Postovulatory ovarian repair: a role for LOX in scar-free adult healing

Each month the surface lining of the ovary (ovarian surface epithelium, OSE) is injured when the egg is released (ovulation) and then heals without a scar. In contrast the adjacent surface lining of the pelvic cavity (peritoneal surface epithelium, PSE) if injured, for example during surgery or infection, often heals with scarring (adhesion formation). Peritoneal adhesions are a major cause of severe pelvic pain, infertility, reduced quality of life, re-admission for additional surgery and potentially life-threatening bowel obstruction. The impact on an individual?s health and healthcare costs is thus considerable. In our proposed research, we ask: how is the ovary protected from scarring? and, how can this knowledge be applied to treat or prevent peritoneal adhesions?
We know that the absence or presence of scarring is determined within the cell itself. This may be by the cell switching on or switching off substances known as, steroids and retinoids that in turn influence whether or not a cascade of events is set in motion to form a scar. A key substance we propose to study is an enzyme called LOX (lysyl oxidase), that we believe plays a central role in scar formation.
We propose to use modern molecular and cellular research techniques to inform us about the role for LOX in scar-free healing in an animal (mouse) model and then translate our findings to human cells in tissue culture outside the body.
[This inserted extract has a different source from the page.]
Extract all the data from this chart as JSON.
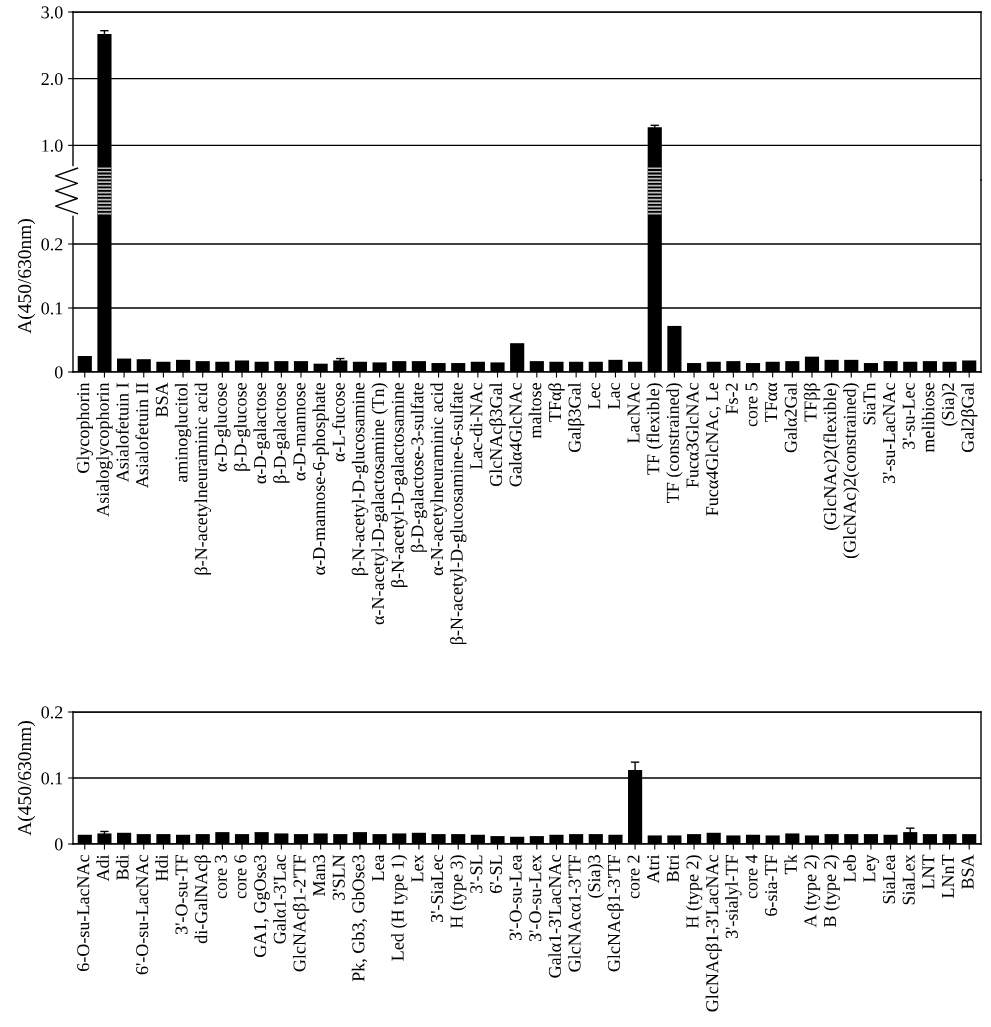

Our proposal combines the expertise, knowledge and skills of clinical and basic scientists in order to ensure the results of our research are relevant and translatable to the clinical problem(s) of adhesion formation ?at the bedside?. Additionally, this knowledge has potential to help develop approaches to minimise scar formation during human wound healing at large.
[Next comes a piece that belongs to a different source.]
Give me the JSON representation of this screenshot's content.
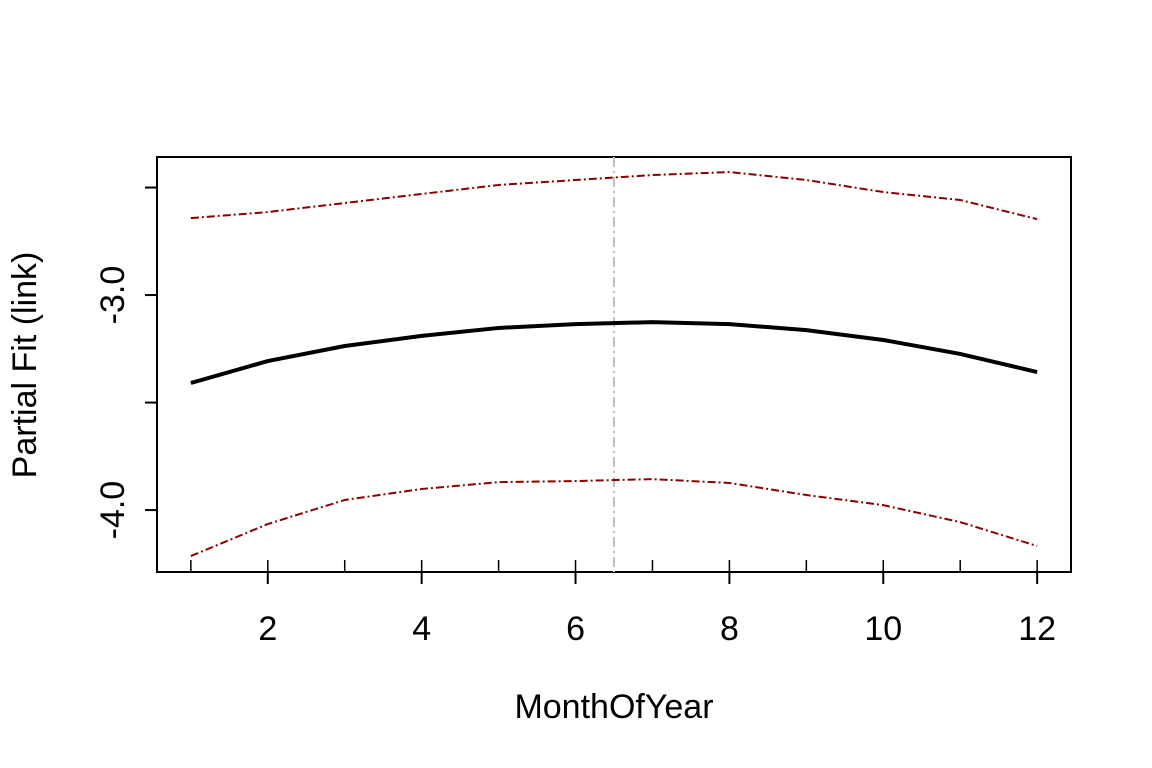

We propose a novel transdisciplinary approach to unravel cellular mechanisms responsible for peritoneal adhesions in women that cause extreme pelvic pain, infertility and potentially lethal bowel obstruction. The experimental approach relies on the fact that injury or even transient inflammation of the peritoneal surface epithelium (PSE) leads to healing with fibrosis (scarring), whereas the ovarian surface epithelium (OSE) is regularly subjected to ovulation-associated injury that heals without fibrosis. The OSE represents a unique human model of scar-free adult wound healing. We have evidence that the anti-inflammatory and anti-fibrogenic machinery in human OSE and PSE cells differ based on intracrine (in)activation of steroid and retinoid signals that affect inflammation and fibrosis. We aim to dissect the molecular and cellular basis for these differences as a platform for new diagnostic and treatment modalities for inflammatory and fibrotic gynaecological pathologies linked to ovulation (pelvic adhesions, endometriosis). We present strong preliminary data to support a determinant role for lysyl oxidase (LOX) in peritoneal scarring. LOX is an amine-oxidase enzyme essential for the cross-linking of fibroblast-derived collagens and deposition of insoluble collagen fibres that are major structural component of fibrotic tissues. Intracrine stimuli (steroids, retinoids) regulate LOX expression in response to the local milieu. Our guiding hypothesis is that suppression of fibre deposition and cross-linkage via LOX expression and enzymatic activity is critical to scar-free healing. We have strong proof of concept in vivo from a murine model that inhibition of LOX activity suppresses peritoneal fibrosis. We now aim to: (1) Confirm and define a central role for LOX in fibrosis and scarring and; to answer (2) Do ovarian steroids and retinoids minimise fibrosis by suppression of LOX in OSE cells; (3) Is peritoneal fibrosis due to deficient intracrine suppression of LOX?
We will investigate the role of LOX in a model of experimentally induced peritoneal fibrosis in vivo and in vitro. The murine in vivo model is based on intra-peritoneal. injection of carbon nanotubes to generate inflammation and formation of granulomata. Local access to 11betaHSD1-/- mice in which to explore the contribution of locally generated (intracrine) cortisol to modulation of peritoneal fibrosis considerably enhances the power of this model. Proposed in vitro studies with primary human OSE and PSE cells provide a critical translational component.
Our results will impact the design of improved approaches to the treatment of peritoneal adhesions, endometriosis, and fibrotic pathologies in other parts of the body (liver, lung).